What Are We Doing?
Opposing the hostile takeover of Liberty Apple Valley
Vincent Lovato provides a great outline as to the problem, and that we as consumers have to come to grips with the fact that the cost of water in this desert environment is, of necessity, going to cost us more than we have come to expect. Conservation is a must.
Apple Valley building codes require new construction housing be hooked up to sewers. In most cases where the lot size is over an acre or more, septic systems should be allowed so that waste water could filtrate into the ground. All water piped into houses by the water company from the aquifer is treated to ensure purity for our use. By the time the groundwater gets to the aquifer it is filtrated and much purer than flowing directly to the treatment plant from our homes.

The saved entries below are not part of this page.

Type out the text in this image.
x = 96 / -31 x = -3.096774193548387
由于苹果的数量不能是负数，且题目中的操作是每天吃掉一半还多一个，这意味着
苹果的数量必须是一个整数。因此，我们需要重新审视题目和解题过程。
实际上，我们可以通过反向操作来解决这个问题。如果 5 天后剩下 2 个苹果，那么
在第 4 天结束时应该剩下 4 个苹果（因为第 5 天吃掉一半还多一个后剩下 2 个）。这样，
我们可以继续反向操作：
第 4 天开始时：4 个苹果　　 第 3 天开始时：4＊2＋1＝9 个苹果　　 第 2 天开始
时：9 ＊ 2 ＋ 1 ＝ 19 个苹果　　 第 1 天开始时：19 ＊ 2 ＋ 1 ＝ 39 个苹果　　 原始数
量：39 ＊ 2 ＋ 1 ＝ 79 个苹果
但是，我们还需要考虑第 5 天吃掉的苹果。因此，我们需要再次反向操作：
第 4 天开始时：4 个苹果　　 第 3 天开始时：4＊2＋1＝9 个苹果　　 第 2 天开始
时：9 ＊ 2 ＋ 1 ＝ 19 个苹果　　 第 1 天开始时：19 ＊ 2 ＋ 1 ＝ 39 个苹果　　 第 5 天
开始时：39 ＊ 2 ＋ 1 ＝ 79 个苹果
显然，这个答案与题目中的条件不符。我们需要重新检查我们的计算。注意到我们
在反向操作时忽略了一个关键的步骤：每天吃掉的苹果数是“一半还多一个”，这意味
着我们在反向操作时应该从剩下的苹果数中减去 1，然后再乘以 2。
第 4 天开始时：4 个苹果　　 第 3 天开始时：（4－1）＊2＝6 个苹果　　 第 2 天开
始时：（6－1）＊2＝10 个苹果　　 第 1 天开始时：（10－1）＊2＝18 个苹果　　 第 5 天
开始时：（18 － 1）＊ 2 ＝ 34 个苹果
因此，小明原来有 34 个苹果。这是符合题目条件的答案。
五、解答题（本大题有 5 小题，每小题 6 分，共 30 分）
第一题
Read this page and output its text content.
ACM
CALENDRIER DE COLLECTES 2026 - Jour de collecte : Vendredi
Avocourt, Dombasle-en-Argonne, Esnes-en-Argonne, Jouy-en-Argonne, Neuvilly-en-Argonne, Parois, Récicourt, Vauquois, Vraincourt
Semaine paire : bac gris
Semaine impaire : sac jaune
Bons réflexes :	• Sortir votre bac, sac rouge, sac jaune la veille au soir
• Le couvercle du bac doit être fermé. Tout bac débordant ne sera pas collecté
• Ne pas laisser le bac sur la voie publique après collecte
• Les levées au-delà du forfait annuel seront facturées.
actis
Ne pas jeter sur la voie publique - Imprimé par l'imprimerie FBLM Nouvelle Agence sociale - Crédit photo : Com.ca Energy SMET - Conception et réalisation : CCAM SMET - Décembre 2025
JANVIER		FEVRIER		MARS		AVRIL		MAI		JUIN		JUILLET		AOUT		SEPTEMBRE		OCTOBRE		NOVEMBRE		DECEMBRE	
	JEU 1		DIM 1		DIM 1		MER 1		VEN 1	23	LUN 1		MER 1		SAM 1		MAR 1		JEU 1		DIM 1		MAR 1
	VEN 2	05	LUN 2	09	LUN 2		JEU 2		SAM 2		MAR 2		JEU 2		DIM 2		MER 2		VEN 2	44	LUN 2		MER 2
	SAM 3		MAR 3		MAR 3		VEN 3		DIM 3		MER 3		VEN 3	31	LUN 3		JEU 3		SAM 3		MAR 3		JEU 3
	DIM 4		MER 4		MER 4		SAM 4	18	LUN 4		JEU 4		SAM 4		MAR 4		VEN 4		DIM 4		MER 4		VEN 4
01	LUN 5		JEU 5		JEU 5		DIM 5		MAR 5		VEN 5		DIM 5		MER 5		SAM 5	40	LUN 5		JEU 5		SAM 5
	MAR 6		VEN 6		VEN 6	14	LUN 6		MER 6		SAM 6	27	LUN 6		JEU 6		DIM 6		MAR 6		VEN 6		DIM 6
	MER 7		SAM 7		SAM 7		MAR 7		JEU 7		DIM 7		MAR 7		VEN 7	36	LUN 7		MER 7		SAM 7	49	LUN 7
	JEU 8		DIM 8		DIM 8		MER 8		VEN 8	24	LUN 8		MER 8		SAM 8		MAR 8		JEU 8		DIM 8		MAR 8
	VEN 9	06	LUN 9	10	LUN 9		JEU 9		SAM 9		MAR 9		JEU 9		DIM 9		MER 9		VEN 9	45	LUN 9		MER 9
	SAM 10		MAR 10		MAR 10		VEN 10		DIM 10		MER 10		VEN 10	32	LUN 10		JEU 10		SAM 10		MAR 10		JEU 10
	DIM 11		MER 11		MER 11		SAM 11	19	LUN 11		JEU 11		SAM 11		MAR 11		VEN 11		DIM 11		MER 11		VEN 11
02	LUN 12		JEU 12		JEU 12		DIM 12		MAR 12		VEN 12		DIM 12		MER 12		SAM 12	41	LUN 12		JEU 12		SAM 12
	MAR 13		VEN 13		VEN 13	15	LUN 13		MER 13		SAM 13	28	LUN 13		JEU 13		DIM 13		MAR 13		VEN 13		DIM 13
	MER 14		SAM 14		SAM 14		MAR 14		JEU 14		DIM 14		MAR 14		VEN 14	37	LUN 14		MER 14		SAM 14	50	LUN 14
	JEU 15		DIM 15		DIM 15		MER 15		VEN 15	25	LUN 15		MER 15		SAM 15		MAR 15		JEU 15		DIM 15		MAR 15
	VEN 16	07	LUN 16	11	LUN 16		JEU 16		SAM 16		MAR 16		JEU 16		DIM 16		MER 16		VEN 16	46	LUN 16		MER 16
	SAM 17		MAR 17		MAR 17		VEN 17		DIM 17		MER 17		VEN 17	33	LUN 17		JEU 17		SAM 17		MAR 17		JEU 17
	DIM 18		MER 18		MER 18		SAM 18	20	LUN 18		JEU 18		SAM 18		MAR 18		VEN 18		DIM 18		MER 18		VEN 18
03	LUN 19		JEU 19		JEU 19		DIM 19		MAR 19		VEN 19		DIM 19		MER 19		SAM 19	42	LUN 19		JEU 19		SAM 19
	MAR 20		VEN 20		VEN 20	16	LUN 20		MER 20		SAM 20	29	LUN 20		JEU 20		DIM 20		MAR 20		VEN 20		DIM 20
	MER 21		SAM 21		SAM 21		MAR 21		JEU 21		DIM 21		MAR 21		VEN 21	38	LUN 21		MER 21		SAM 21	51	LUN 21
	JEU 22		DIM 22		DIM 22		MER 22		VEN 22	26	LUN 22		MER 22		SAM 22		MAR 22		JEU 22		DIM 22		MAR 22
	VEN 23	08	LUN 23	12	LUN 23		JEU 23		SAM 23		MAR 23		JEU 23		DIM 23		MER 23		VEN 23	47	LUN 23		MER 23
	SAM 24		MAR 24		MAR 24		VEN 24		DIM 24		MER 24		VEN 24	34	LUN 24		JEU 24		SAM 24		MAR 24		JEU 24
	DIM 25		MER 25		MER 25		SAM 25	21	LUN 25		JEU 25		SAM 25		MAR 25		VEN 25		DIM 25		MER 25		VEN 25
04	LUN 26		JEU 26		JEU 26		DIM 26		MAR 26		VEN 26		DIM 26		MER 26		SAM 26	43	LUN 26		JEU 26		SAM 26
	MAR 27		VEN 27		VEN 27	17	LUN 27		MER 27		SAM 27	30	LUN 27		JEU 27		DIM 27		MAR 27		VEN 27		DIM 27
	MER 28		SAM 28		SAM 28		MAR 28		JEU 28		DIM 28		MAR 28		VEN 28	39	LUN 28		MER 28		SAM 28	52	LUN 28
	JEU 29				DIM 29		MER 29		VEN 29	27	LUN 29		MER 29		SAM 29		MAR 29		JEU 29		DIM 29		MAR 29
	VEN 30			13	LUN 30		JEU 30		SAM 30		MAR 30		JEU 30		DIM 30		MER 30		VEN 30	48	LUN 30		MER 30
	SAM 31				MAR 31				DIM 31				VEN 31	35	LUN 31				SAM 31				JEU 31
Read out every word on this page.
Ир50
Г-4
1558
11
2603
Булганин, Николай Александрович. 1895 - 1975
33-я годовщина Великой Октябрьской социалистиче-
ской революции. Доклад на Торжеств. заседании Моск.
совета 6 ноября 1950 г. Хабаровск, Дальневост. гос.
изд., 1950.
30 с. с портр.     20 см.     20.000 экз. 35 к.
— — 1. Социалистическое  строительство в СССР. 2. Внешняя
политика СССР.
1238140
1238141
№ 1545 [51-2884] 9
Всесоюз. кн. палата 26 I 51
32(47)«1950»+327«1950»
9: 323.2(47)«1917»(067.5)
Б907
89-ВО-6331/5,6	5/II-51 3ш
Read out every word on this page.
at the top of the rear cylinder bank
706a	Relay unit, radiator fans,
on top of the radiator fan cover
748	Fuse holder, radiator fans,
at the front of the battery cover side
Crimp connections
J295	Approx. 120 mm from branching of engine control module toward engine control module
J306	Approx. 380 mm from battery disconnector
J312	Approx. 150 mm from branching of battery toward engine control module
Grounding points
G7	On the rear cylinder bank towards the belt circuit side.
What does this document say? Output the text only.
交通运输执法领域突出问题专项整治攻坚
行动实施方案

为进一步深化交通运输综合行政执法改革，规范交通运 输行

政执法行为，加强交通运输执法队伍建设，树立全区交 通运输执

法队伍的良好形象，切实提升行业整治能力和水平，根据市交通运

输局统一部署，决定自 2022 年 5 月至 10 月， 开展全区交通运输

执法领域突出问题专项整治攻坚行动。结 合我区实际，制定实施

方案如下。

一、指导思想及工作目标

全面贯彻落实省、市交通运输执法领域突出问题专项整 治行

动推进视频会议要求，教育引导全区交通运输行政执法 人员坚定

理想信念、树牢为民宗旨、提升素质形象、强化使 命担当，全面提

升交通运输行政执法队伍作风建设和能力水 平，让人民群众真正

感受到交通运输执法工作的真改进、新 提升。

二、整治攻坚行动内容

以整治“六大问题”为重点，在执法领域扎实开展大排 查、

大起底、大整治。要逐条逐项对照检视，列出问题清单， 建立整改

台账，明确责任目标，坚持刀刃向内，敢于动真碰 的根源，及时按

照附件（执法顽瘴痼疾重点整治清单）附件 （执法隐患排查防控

Control of the soaps and detergents we use are now biodegradable, and cause less of an impact than alarmists raised that caused rural areas to require sewer hook-ups in the first instance. Alarmists also prevent pure treated water from being used in the drinking water system or even pumped back into the aquifer. They call it ‘grey water,’ and install separate lines for industrial use and landscape irrigation.
As a point of reference, my home is on a septic system, and the front 40×250 feet requires no irrigation, and supports many trees and bushes, all from the leech lines.
Mr. Lovato commended. Gov Brown’s ‘fits and starts,’ in this area, however I will commend him only if he diverts the cost of the train to nowhere to solving the greater need for water. Once again I will express my opinion that the Town of Apple Valley should abandon forthwith its effort to take over Apple Valley Ranchos Water Co.